MINNEAPOLIS - You might not remember Jim Leyland referring to Tim Wakefield as the Elvis Presley of the National League but it happened. It was 1992 and Wakefield burst onto the scene with his newly found knuckleball pitch.
He helped the Pirates to a strong run in that season’s National League Championship Series against Atlanta and then fell apart during the following 1993 campaign. He was released from the Pirates as he had not yet perfected his knuckle pitch. Six days later the Red Sox signed him and the rest was history.
But for Wakefield, the history didn’t come easy. It didn’t flow naturally for Phil Niekro, for Charlie Huff, for R.A. Dickey. The ability to pitch consistently in the big leagues with a knuckleball has proven to be a testament of the most hardest will and an everlasting quest to be proficient and normal when the chosen few to throw the most wicked and wild pitch in anyone’s arsenal are anything but ordinary.
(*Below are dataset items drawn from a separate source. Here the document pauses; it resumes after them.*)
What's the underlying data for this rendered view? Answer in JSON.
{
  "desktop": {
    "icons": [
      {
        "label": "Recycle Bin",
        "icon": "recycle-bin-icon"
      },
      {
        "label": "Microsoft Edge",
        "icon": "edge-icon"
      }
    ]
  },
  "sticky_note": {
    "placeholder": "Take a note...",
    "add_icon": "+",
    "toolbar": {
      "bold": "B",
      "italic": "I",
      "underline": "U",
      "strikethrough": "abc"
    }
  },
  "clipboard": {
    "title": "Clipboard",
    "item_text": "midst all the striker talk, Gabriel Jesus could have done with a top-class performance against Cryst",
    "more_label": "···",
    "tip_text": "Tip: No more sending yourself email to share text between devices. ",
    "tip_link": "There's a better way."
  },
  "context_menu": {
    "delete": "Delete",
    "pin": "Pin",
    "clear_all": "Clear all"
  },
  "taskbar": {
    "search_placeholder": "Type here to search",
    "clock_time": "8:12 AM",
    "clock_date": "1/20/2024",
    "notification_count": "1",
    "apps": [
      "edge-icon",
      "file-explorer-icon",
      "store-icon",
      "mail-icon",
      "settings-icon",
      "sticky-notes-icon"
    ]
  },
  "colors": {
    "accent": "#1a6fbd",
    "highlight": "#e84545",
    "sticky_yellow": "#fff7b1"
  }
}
This tale of the undervalued pursuit and journey of the few men who have been known to harness their inner knuckle is displayed brilliantly in the new film “Knuckleball,” which debuted at the Tribeca Film Festival and was played for a group of baseball enthusiasts at this year’s Society of American Baseball Research Conference Thursday evening.
Like Wakefield, who resorted to pitching after the Pirates said he wouldn’t be a first or third baseman, Dickey turned to the knuckleball after his regular pitches and standard ways on the mound weren’t enough. The film largely follows Wakefield and Dickey during their 2011 campaigns.
Wakefield pitched his 19th and final season in the majors in 2011, earning career win No. 200, while Dickey is just breaking into his own groove and earning credibility with his knuckleball. This season, of course, Dickey is on another level completely having thrown two one-hitters and sporting an 11-1 record heading into the all-star break where he should be tapped as the starting pitcher to represent the National League at Kauffman Stadium in Kansas City on July 10.
The relationship between Dickey, Wakefield, Niekro and Huff was captured and proved to be some of the best footage in the film. The four of them sitting on a couch in one instance and playing golf in another was interesting and linked decades of some of the greatest names and arms to ever dance on the diamond together.
Documentarians Ricki Stern and Annie Sundberg hit a home run with this film, which is set to be officially released sometime before the fall. Two knuckles up!
Other notes from SABR42
- On Wednesday, Twins President David St. Peter made the opening remarks for SABR 42. St. Peter has been with Minnesota since 1990 and in his current position since 2009.
- Among the dozens of research presentations made were a number of interesting topics, including one about the untold story of the 1934 All American tour of Asia by Robert K. Fitts, the founder of the SABR Asian Baseball Research Committee. Considered one of the great barnstorming tours in baseball history, more than half-million fans across Japan, China, the Philippines and Hawaii gathered to watch a team with players like Babe Ruth and Lou Gehrig, among others.
- The official scorers panel was a big draw. Attendees listened to Stew Thornley, Dave Vincent and Gregg Wong, notable baseball figures with SABR from the Minnesota area, talk about rules and scoring issues that come up in baseball.
- James Dukett, a chemist from upstate New York, gave a presentation on a new proposal to determine home field advantage in the World Series, which examined the benefit of allowing the highest aggregate winning percentage of the playoff-bound teams, relative to each league, to determine home field.